Canoniek recht is het oudste nog bestaande rechtssysteem in de westerse wereld. Het is een intern rechtssysteem binnen de katholieke kerk dat het burgerlijk recht respecteert, zolang het burgerlijk recht niet in strijd is met wat de kerk als rechtvaardig en moreel beschouwt. De huidige Codex van Canoniek Recht werd in 1983 uitgevaardigd door paus Johannes Paulus II. Het wetboek van 1983 is een herziening van het vorige wetboek van 1917. De herziening was een direct gevolg van het Tweede Vaticaans Concilie (1962-65), en het doel van het herzieningsproces was de leer van het Tweede Vaticaans Concilie te vertalen in de Code van 1983.
Er zijn 1752 canons (wetten) in de Code van Canoniek Recht van 1983, en die canons bestrijken een groot deel van het recht van de Kerk, maar er zijn andere wetten, normen, voorschriften en regels die op andere plaatsen worden opgesomd. De tweede wet of canon van het Wetboek van Canoniek Recht van 1983 stelt dat het wetboek “voor het grootste deel” geen liturgische riten bepaalt of hoe die moeten worden gevierd. Die normen zijn te vinden in het begin van de officiële liturgische ritusboeken. Er zijn ook voorschriften die binnen een bisdom worden uitgevaardigd en binnen dat bisdom worden gevolgd, die kunnen verschillen van voorschriften in een ander bisdom in de buurt (b.v. leeftijd voor het vormsel). Religieuze ordes/congregaties hebben elk een algemene regel, die vele regels omvat voor het interne bestuur van de orde en de bescherming van haar leden. Deze regels zijn niet van toepassing op leden van een bisdom, die geen lid zijn of willen worden van de religieuze orde/gemeenschap.

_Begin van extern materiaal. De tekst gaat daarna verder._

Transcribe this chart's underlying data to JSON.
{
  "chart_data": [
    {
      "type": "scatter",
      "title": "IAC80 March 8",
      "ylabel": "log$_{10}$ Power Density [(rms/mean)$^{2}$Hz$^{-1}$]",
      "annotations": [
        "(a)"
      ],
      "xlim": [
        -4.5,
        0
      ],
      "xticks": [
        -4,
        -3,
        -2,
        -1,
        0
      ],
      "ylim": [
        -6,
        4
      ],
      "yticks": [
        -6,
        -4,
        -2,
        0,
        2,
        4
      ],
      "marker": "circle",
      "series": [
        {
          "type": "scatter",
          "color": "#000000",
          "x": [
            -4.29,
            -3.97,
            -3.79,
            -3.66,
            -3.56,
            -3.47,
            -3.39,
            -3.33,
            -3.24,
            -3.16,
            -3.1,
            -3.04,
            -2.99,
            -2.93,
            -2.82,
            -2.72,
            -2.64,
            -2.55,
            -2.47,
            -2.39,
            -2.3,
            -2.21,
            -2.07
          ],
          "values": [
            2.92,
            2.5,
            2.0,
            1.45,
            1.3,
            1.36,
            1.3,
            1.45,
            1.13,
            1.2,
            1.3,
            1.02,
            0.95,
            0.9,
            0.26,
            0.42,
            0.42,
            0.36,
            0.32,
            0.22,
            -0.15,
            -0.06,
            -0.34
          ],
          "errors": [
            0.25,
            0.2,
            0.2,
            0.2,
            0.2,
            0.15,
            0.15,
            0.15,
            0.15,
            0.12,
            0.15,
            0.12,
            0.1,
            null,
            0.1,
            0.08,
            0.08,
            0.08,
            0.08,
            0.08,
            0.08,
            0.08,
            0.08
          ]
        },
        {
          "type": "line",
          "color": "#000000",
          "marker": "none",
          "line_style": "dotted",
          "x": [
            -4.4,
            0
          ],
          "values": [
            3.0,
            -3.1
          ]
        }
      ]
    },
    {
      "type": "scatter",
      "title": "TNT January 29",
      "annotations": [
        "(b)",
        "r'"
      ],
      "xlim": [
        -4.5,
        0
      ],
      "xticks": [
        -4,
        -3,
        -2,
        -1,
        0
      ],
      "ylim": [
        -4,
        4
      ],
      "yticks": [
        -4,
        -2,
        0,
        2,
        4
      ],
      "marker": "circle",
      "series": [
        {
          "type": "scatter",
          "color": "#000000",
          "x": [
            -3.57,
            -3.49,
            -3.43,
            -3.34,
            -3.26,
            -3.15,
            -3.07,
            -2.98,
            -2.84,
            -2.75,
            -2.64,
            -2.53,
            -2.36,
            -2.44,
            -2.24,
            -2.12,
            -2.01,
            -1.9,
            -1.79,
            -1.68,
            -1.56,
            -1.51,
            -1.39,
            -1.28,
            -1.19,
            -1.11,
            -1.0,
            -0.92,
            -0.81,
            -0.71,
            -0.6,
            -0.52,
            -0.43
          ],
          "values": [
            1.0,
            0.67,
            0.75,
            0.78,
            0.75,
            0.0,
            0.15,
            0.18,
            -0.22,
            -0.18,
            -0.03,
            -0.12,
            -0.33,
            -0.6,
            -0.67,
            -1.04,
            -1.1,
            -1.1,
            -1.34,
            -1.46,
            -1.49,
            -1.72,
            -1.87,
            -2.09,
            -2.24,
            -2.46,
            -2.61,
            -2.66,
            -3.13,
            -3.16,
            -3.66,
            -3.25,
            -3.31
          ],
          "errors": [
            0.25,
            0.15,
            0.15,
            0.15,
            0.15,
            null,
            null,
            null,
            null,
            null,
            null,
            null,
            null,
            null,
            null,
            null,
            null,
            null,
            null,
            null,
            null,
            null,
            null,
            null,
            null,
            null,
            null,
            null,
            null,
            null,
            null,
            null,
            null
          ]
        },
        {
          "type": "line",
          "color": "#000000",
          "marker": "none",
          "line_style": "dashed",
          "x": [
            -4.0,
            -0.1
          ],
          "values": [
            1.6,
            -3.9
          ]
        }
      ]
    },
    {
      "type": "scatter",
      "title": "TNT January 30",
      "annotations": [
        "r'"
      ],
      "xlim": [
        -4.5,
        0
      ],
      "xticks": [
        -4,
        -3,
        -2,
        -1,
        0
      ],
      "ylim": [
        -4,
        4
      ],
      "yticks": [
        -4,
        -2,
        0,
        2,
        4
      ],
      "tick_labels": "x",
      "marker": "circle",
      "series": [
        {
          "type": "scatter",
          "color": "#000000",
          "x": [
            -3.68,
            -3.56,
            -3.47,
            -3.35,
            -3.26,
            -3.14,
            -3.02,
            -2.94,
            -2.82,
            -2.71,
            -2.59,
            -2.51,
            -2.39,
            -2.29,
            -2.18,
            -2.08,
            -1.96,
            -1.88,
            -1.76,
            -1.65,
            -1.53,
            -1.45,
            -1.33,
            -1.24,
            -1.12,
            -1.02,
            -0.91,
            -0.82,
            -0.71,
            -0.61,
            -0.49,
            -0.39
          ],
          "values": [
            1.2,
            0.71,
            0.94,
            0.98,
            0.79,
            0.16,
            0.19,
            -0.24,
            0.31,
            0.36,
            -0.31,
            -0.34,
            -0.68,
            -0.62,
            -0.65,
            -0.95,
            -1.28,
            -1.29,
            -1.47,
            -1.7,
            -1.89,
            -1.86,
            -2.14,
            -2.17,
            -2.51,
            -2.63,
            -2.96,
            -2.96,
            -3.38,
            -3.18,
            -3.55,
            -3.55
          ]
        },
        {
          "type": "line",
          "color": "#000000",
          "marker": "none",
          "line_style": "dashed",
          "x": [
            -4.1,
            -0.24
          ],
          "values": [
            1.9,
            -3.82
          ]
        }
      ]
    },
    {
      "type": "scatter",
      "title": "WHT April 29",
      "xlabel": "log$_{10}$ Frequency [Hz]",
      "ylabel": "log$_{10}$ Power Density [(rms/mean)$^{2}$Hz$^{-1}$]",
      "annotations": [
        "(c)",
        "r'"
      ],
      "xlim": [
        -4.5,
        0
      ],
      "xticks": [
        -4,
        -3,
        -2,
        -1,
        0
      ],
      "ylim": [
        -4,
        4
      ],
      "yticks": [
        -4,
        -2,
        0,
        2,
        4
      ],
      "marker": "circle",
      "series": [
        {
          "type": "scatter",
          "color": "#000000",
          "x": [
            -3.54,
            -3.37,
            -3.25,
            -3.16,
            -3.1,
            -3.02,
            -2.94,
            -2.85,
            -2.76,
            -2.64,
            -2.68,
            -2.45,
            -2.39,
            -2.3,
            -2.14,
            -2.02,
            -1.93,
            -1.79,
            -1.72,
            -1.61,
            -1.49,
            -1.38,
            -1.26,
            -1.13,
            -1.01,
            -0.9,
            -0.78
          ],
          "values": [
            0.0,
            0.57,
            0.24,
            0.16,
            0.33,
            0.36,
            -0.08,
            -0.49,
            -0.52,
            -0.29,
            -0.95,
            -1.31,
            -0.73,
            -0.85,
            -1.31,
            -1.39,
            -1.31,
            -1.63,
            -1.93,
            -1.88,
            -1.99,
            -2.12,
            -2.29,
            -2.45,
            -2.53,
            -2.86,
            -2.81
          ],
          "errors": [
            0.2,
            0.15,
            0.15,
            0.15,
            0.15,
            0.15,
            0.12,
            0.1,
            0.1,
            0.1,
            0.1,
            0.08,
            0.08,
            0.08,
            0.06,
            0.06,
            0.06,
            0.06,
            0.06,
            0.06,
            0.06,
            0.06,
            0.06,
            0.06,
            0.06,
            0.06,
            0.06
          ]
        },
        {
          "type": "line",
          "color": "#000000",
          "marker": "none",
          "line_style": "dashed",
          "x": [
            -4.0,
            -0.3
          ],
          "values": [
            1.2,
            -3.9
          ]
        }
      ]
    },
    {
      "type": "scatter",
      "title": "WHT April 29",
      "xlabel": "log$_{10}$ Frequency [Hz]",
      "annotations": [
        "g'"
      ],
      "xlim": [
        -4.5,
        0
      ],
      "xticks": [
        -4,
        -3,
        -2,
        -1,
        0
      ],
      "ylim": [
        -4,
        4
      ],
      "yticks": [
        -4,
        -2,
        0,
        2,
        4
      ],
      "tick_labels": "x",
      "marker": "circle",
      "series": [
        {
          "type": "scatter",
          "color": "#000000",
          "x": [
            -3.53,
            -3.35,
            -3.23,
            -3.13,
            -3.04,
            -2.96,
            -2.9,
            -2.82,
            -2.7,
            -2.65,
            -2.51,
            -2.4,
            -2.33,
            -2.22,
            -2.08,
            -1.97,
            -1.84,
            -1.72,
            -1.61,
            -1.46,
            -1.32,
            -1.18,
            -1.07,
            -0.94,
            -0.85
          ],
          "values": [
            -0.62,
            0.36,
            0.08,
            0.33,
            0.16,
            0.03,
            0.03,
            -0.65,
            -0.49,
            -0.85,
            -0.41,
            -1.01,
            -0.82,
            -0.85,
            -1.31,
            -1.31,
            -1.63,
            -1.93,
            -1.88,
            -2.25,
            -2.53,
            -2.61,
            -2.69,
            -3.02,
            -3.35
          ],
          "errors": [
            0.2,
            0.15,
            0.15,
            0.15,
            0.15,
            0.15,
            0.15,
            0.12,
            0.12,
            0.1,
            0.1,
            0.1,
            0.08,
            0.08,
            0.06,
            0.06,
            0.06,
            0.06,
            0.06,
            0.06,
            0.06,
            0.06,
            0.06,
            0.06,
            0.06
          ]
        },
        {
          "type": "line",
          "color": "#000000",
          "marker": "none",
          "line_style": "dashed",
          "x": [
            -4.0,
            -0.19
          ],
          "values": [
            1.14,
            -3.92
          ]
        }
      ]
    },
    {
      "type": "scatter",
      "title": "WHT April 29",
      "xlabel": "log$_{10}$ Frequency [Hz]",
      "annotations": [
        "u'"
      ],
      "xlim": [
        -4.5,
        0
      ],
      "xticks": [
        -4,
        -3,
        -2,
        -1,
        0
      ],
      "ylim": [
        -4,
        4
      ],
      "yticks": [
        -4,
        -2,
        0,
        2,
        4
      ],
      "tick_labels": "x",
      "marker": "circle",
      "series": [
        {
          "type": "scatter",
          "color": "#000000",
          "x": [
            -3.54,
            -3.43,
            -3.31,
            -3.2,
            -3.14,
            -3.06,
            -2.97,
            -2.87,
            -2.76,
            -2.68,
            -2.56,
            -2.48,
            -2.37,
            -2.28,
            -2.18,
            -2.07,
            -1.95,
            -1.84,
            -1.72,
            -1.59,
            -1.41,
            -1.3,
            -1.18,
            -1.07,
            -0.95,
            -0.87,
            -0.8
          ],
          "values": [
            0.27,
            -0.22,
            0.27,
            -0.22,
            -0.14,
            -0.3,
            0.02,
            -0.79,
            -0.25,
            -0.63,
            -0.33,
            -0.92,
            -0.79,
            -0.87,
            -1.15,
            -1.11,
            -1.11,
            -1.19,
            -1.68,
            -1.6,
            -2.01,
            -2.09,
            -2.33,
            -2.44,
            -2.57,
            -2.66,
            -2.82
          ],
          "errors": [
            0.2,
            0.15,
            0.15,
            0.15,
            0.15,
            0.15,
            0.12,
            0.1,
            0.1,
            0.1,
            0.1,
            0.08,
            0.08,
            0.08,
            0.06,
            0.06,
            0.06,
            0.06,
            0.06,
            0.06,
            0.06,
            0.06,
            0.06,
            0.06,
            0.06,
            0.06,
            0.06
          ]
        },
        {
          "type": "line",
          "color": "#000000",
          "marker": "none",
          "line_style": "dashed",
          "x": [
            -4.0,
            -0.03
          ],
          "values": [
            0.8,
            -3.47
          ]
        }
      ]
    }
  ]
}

De eerste canon (wet) in het wetboek van 1983 kan een beetje verwarrend overkomen en raakt minder leden van het bisdom San José dan de tweede canon (hierboven), die ons allen aangaat. Toch is de eerste canon zeer belangrijk. Er staat: “De canons van deze Code hebben alleen betrekking op de Latijnse Kerk”. De Latijnse Kerk is de Kerk waarvan de overgrote meerderheid van de katholieken in de V.S. denkt dat zij synoniem is met de Katholieke Kerk, maar de Universele Katholieke Kerk is groter dan de Latijnse Kerk. Er zijn uitingen van de Oosterse ritus van de Universele Katholieke Kerk die trouw zijn aan het pauselijk gezag, maar die zelf als kerken worden beschouwd. Binnen de geografische grenzen van het Bisdom San José zijn er vijf Oosterse Katholieke Kerken, die elk hun eigen bisschoppen hebben buiten het grondgebied van het Bisdom San José, ook al heeft de Bisschop van San José nog steeds een toezichthoudende autoriteit over die Kerken: Byzantijnse (Rutheniaanse) Katholieke Kerk, Melkite-Griekse Katholieke Kerk, Syro Malabar Katholieke Kerk, Chaldeeuwse Katholieke Kerk, en Oekraïens-Griekse Katholieke Kerk. Er zijn er nog meer, maar niet in ons bisdom. In 1990 vaardigde Paus Johannes Paulus II de Oosterse Code van Canoniek Recht uit, die de canons voor deze Oosterse Kerken bevat. Er zijn dus twee wetboeken van Canoniek Recht met veel overeenkomsten, maar het Oosters Wetboek was nodig om de verschillende tradities van die Oosterse Kerken te eren, die wel Katholiek zijn, maar niet “Latijns”. Hopelijk verklaart dit de eerste canon (wet) in het Wetboek van Canoniek Recht van 1983.
Beide wetboeken van Canoniek Recht bestrijken veel gebieden van de kerkelijke bediening, en veel van de wetten zijn zeer pastoraal. Er zijn paragrafen over sacramenten, parochies, bisdommen, katholiek onderwijs, religieuze ordes, eigendom van goederen, bescherming van rechten, en kerkelijke straffen – om er maar een paar te noemen. Beide wetboeken van Canoniek Recht zijn toegankelijk op het internet. Om veel van de canons te begrijpen is een commentaar nodig (bijv. New Commentary on the Code of Canon Law, uitgegeven door Beal, Coriden, and Green, 2000). Of u kunt de canonisten bellen die werkzaam zijn in het tribunaal van ons bisdom.
Ten slotte wordt de laatste canon van het Wetboek van 1983 soms aangeduid als het Hoogste Recht van de Kerk. Het laatste deel van die laatste canon zegt: “…het zielenheil, dat altijd de hoogste wet in de Kerk moet zijn, moet men voor ogen houden.”